The AgriSense platform is developed in the framework of a collaboration between EASE and the Demecology (Dynamics-Evolution-Modeling-Ecology) team of INRAe, which carries out work in plant epidemiology. The use of these very small objects for crop monitoring is promising. Our main research objective is to optimize the crop monitoring system from a data and energy perspectives, using generic software mechanisms as close as possible to the sensor node and introducing “intelligence” into the data collection mechanisms. To achieve this goal, we needed to have a stable, open, and future-proof platform and to overcome various technical obstacles. It is in this context that AgriSense, started in 2020, fits.

The hardware of AgriSense is based on very low cost/low power MCU. At the software level, we have used the free and open-source RIOT OS developed by a large community spread all over the world. RIOT implements all IoT standards and is based on a very open programming model.

The architecture of an “on-the-shelf” MCU for IoT is very generic. It offers a fairly limited number of I/O interfaces: GPIO port, UART, etc.
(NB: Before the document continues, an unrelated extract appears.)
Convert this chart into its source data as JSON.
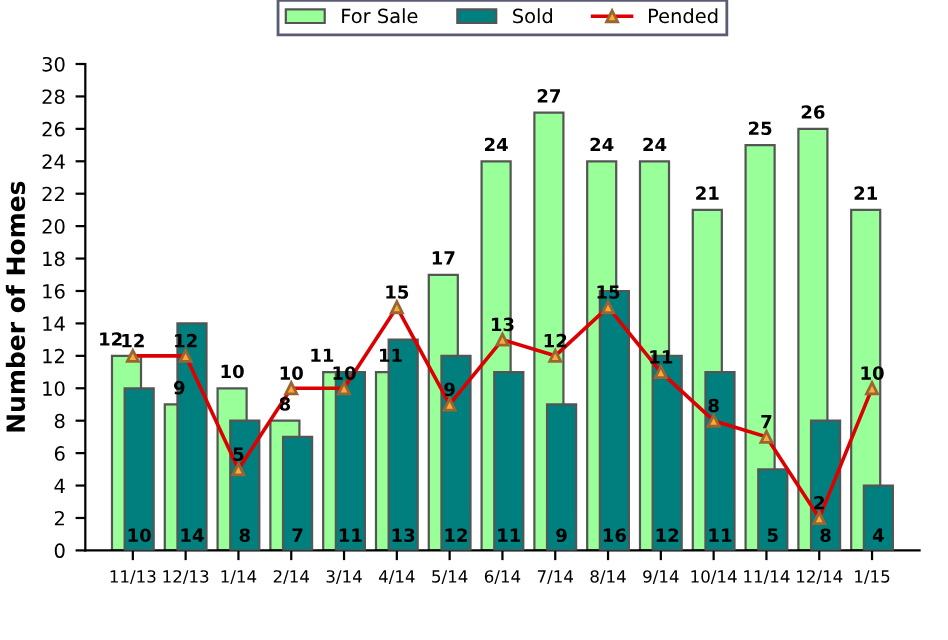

However, the environmental sensors used for crop monitoring have very variable features: digital or analog, using specialized communication protocols (e.g. SDI12), and can be particularly energy intensive (e.g. dielectric sensors measuring wetness). To address this issue, we have defined a hardware architecture (see figure below) ensuring a stable link between the MCU and different types of sensors. This architecture is based on the design of a low-cost PCB, allowing to efficiently operate any type of sensors. This architecture is open (we are talking about an “open PCB”), very low cost, and can be easily adapted to different MCU architectures. At the end we showed that a generic MCU can perfectly meet the needs of environmental data capture for crop monitoring.
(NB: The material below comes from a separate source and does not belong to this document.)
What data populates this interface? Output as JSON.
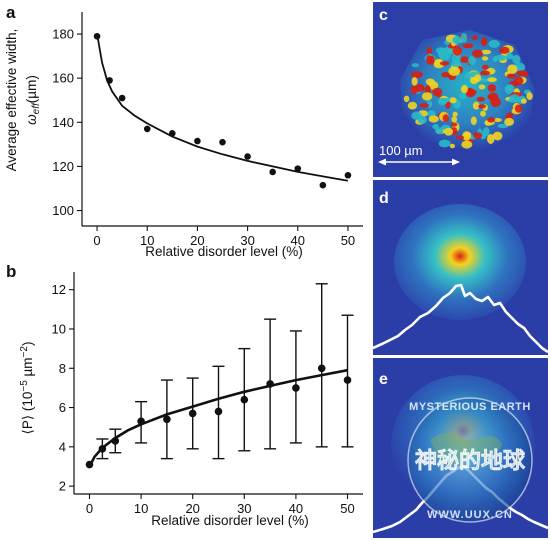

A set of libraries/drivers has been developed to connect the sensors to an MCU and drive them simply via APIs. In addition, the nodes run on small batteries and the field measurement campaigns can last several weeks. Particular attention has therefore been paid to very fine energy management. We are able to put the nodes and sensors in the deepest sleep mode as frequently as possible, and to wake them up whenever necessary. Some of these developments have been integrated into the official RIOT code.

This hardware and software architecture has been validated in a real field with different sensors. The experimentation lasted several weeks, until the end of 2021. We have evaluated different aspects: the robustness and stability of the nodes, the reliability of the information feedback, the energy consumption of each node.

AgriSense is currently used as part of a joint PhD with INRAe. Beyond agroecology, this open platform (at the hardware and software levels) can be used in various fields of application.